While we love a classic lager as much as the next girl, this week we sampled a variety of beers that skewed slightly oddball, from a mouth-puckeringly tart gueuze lambic to a barrel-aged and grape-enhanced brew, with some tamer options in between. Click through for six exceptional options that are bound to expand your palate for beer tasting and provide frothy enjoyment along the way.
Almanac Beer Co. Farmer's Reserve No. 1
Barrel-aged and bolstered with unusual additions including plums and cabernet, muscat, and concord grapes, Almanac's Farmer's Reserve No. 1  is unlike any beer we've ever tried both in terms of its production and its flavor. We'll be sipping this sour stunner on park picnics and pairing it with cheese and charcuterie plates as its berry nose, fermented funk, and prominent oak and grape flavors make it exceptionally food-friendly.
St. Bernardus Wit Belgian Abbey Ale
Slightly cloudy, nutty, spicy, crisp, and exceptionally wheat-forward, this Belgian ale is just the sort of beverage we'd like to leisurely enjoy on a mellow night out or in.
Hitachino Nest Real Ginger Brew
At first whiff of this Japanese ginger-infused brew , a heavy soy-sauce-like aroma is unmistakeable.

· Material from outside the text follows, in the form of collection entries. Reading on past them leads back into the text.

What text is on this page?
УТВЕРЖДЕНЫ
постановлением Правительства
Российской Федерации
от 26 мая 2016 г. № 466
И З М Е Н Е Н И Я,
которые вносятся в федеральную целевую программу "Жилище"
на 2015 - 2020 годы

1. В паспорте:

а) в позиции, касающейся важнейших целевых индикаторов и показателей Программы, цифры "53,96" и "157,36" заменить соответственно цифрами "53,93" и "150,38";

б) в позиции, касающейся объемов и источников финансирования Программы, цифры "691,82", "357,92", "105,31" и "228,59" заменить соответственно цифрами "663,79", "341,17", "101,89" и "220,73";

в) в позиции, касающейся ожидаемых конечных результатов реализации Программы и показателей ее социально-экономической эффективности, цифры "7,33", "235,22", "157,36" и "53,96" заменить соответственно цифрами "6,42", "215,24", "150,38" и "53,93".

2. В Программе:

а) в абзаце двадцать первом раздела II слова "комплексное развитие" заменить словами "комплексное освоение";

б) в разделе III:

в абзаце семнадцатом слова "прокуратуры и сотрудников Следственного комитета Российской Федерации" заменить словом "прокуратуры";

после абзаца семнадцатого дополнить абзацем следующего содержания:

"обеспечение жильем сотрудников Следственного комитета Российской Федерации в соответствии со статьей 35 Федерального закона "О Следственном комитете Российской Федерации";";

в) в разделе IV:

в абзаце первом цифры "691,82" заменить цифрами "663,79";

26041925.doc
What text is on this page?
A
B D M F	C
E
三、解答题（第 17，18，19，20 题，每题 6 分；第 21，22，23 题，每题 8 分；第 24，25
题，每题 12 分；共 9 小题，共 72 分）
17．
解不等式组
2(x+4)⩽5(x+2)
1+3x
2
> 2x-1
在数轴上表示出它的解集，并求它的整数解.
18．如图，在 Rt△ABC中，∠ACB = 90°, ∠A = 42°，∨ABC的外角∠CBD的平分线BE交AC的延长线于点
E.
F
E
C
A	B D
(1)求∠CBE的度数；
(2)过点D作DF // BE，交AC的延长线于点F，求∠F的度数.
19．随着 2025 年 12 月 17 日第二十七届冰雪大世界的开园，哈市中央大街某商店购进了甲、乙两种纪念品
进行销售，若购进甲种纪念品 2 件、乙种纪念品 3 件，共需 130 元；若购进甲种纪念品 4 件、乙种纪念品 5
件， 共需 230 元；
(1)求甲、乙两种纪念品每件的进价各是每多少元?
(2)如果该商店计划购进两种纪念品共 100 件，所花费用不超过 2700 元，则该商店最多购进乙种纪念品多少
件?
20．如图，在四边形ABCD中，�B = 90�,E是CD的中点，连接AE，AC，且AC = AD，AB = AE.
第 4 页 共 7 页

This savory quality holds up on first sip, though it surprised us with a lighter body and subtle ginger flavor, which would pair well with Asian cuisine, particularly sushi.
2012 Goose Island Matilda Belgian Style Ale
Goose Island's Matilda  is creamy, sturdy, pleasantly bitter, and an easy sipper, making it a staple of POPSUGAR happy hours. Likewise, we'd suggest it as a solid choice for bringing to a party as it appeals to a large variety of palates.
Deschutes Brewery Mirror Pond Pale Ale
Fruity, bittersweet, and light-bodied, Deschutes Brewery's Mirror Pond Pale Ale  is an approachable yet intriguing crowd-pleaser. Even better, it and the brewery's other plethora of brews have homebrew recipes  listed on the website, a boon to beer-brewing enthusiasts.
Lindemans Gueuze Cuvée René
Sour-beer fans, listen up: Lindemans' gueuze  — a traditional style of Belgian lambic that's twice fermented, resulting in a tart Champagne-like flavor — is just the ticket. While this unusual varietal might not be for everyone — we had a few in our group of tasters who found it too acidic — those who enjoyed it were very much on board, touting its similarity to hard cider or a crisp white wine as positives.